Mastodon

New estimates have ChatGPT using 10x less power than previously thought

Posted by Matt Birchler
— 2 min read

Josh You publishing a study on Epoch AI: How Much Energy Does ChatGPT Use?

A commonly-cited claim is that powering an individual ChatGPT query requires around 3 watt-hours of electricity, or 10 times as much as a Google search.

However…

We find that typical ChatGPT queries using GPT-4o likely consume roughly 0.3 watt-hours, which is ten times less than the older estimate. This difference comes from more efficient models and hardware compared to early 2023, and an overly pessimistic estimate of token counts in the original estimate.

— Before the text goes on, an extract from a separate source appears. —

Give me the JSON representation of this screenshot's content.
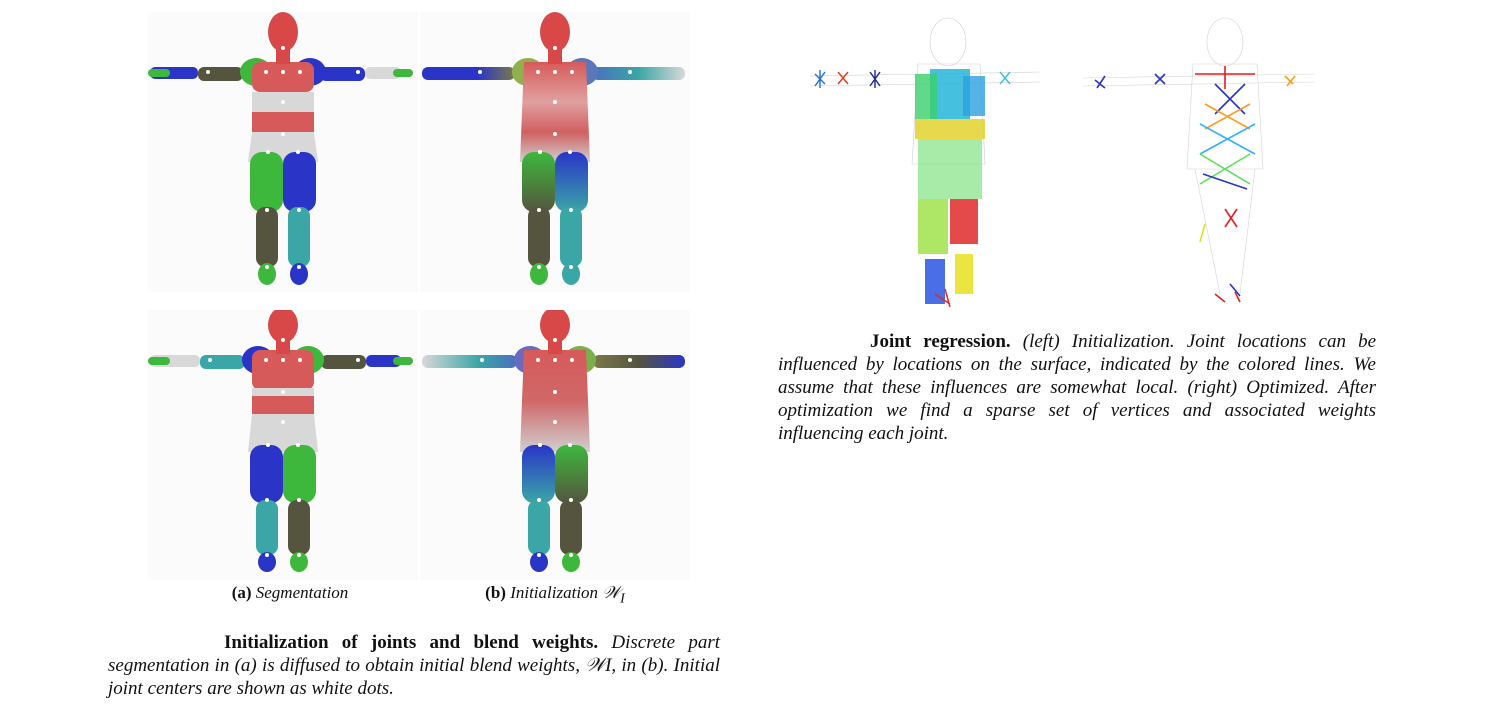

Reading the study is worth your time, but as I’ve written about several times in member posts, I’ve been struggling with being too upset about the energy use of LLMs even with the previous, potentially 10x overstated power estimates. If the average ChatGPT request is as power hungry as the average Google search and if most of the entire DeepSeek drama from last month was about how much less power that model and others like it use than 4o, then what are we even doing here making this a key argument against LLMs? Even with more pessimistic numbers, this was a stat that stood out to me when I was considering the power use of Midjourney compared to some household items:

A headless [M4] Mac mini that just sits there and does nothing all day is using just as much power as someone who generates 200 images on Midjourney that same day.

As I’ve written in those “incomplete thought” posts, I’m happy to be shown why these comparisons are incorrect, but in our nerd community, someone who has an always-on Mac mini is quirky and a good nerd, but someone who uses ChatGPT or Claude a bit is boiling the oceans.

Another way I put it in that piece based on the power use of LLMs vs your furnace.

Actually, since each image uses as much power as your furnace every second it runs, it would actually be more energy efficient for you to have an LLM turn off your furnace than to walk across the house to manually turn the dial.

The point of that article was not to tell you to start using LLMs to do everything for you, it was just that how you present data matters a ton, and I thought the reporting on LLM power use was presenting it in a context-free way that made it look as bad as possible. As I said in those members posts before, I’m open to being shown good data on why this is so much worse than it seems.